Prediction of structured noisy data using boosted regression trees
When: Thursday, 14 April 2016 11:30 AM-12:30 PM
Where: GP-B Block, Level 5, Room 507
- Prof Kerrie Mengersen (Principal)
- Dr Alan Woodley
- Kerrie Mengersen (Chair) (Mathematical Sciences)
- Michael Schmidt ()
- Alan Woodley (Electrical Engineering, Computer Science, Data Science)
- Gentry White (Mathematical Sciences)
Spatio-temporal time series analyses are important to get more in-depth knowledge in processes from the past. We can learn from observing the past for the future. An estimation of future biomass is based on the knowledge from the past in order to understand triggers of change in the vegetation and its impacts. Since the vegetation cover is a dynamic process with a high variation due to climate variability it is important to understand where (as a spatial question) did happen what (as a spatio-temporal question and why (as a spectral question which are showing individual grey values indicating the reflectance). The grass biomass estimation is challenging since the phenological growing cycle of naturally existing grass is a dynamic process influenced by a lot of complex parameters. Therefore, climate variability and resulting land use change monitored through a time series need to be accounted for this investigation. In addition to that, the biomass cannot be measured directly since the animals are grazing on the paddocks and eating the grass. To quantify biomass a retrospective approach is needed. We will use a surrogate, which is called Animal Equivalent (AE) and existing grazing information as an intermediary step.

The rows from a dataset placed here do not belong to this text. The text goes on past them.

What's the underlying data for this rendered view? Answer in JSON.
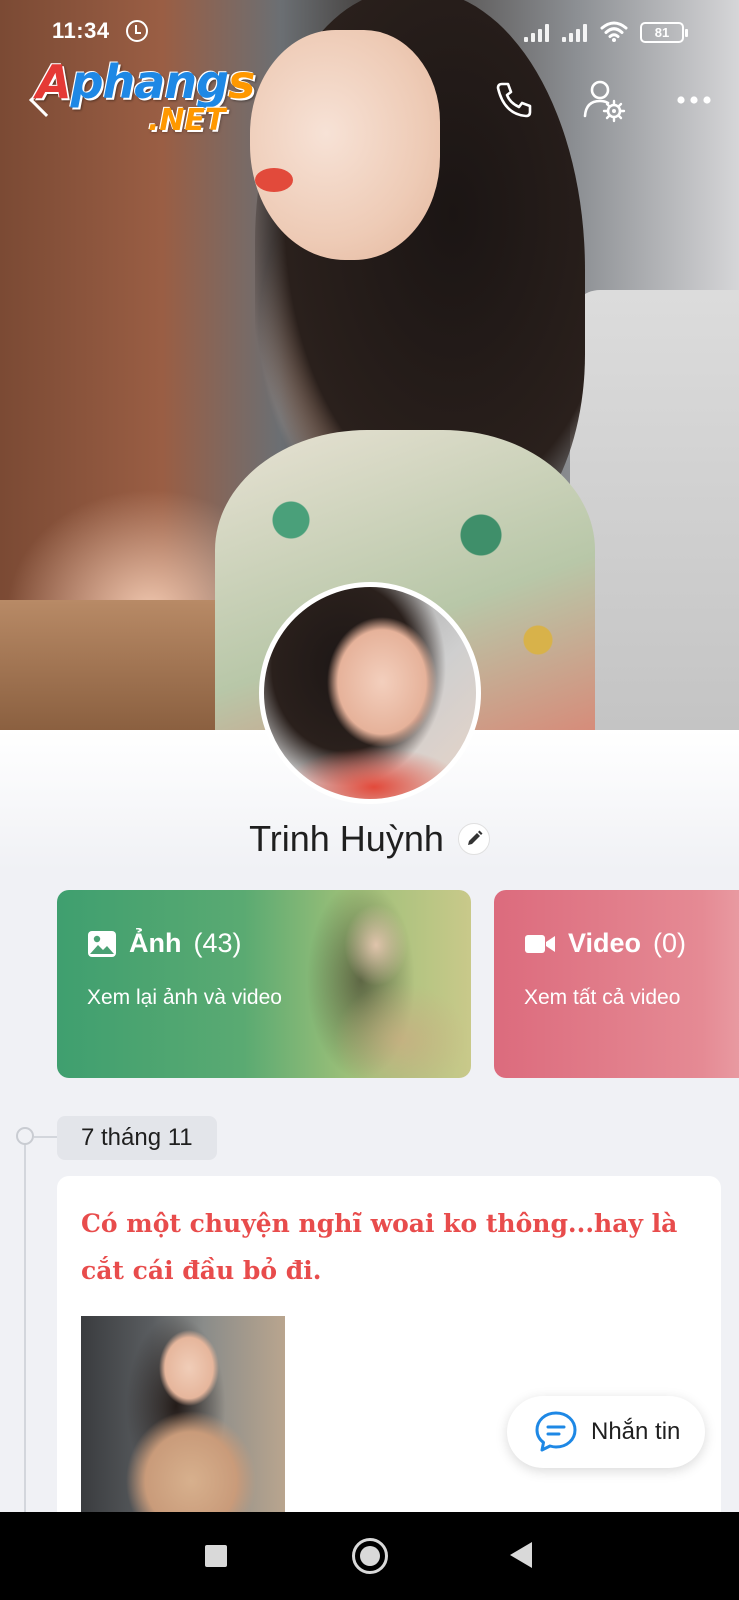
{
  "status_bar": {
    "time": "11:34",
    "battery": "81"
  },
  "header": {
    "logo_main": "Aphangs",
    "logo_sub": ".NET",
    "icons": [
      "back-icon",
      "phone-icon",
      "user-settings-icon",
      "more-icon"
    ]
  },
  "profile": {
    "name": "Trinh Huỳnh"
  },
  "media": {
    "photos": {
      "label": "Ảnh",
      "count": "(43)",
      "subtitle": "Xem lại ảnh và video",
      "color": "#3f9f6f"
    },
    "videos": {
      "label": "Video",
      "count": "(0)",
      "subtitle": "Xem tất cả video",
      "color": "#dc6b7d"
    }
  },
  "timeline": {
    "date": "7 tháng 11",
    "post_text": "Có một chuyện nghĩ woai ko thông...hay là cắt cái đầu bỏ đi.",
    "post_text_color": "#e84c4c"
  },
  "fab": {
    "label": "Nhắn tin",
    "icon": "chat-bubble-icon"
  },
  "navigation": {
    "icons": [
      "recents-icon",
      "home-icon",
      "back-icon"
    ]
  }
}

One challenge will be to combine all data sources together, as well as address the spatial, spectral, spatio-temporal and provided stocking data aspects. This project will attempt to develop statistical machine learning models to meet these challenges.

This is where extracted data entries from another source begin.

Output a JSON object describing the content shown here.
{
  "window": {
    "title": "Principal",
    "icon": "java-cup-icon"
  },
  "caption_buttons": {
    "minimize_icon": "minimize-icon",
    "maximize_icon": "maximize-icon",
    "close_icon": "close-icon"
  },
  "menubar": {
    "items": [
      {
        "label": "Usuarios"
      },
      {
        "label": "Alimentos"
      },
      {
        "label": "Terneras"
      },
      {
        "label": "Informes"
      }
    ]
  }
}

Approaches of regression tree and especially boosted regression tree (BRT) show good results in ecological time series studies based on remotely sensed imagery. To date there has been little statistical modelling done in estimating naturally existing biomass via a surrogate and investigation of related environmental and stocking data. There is no current statistical method which combines data with the above mentioned challenges.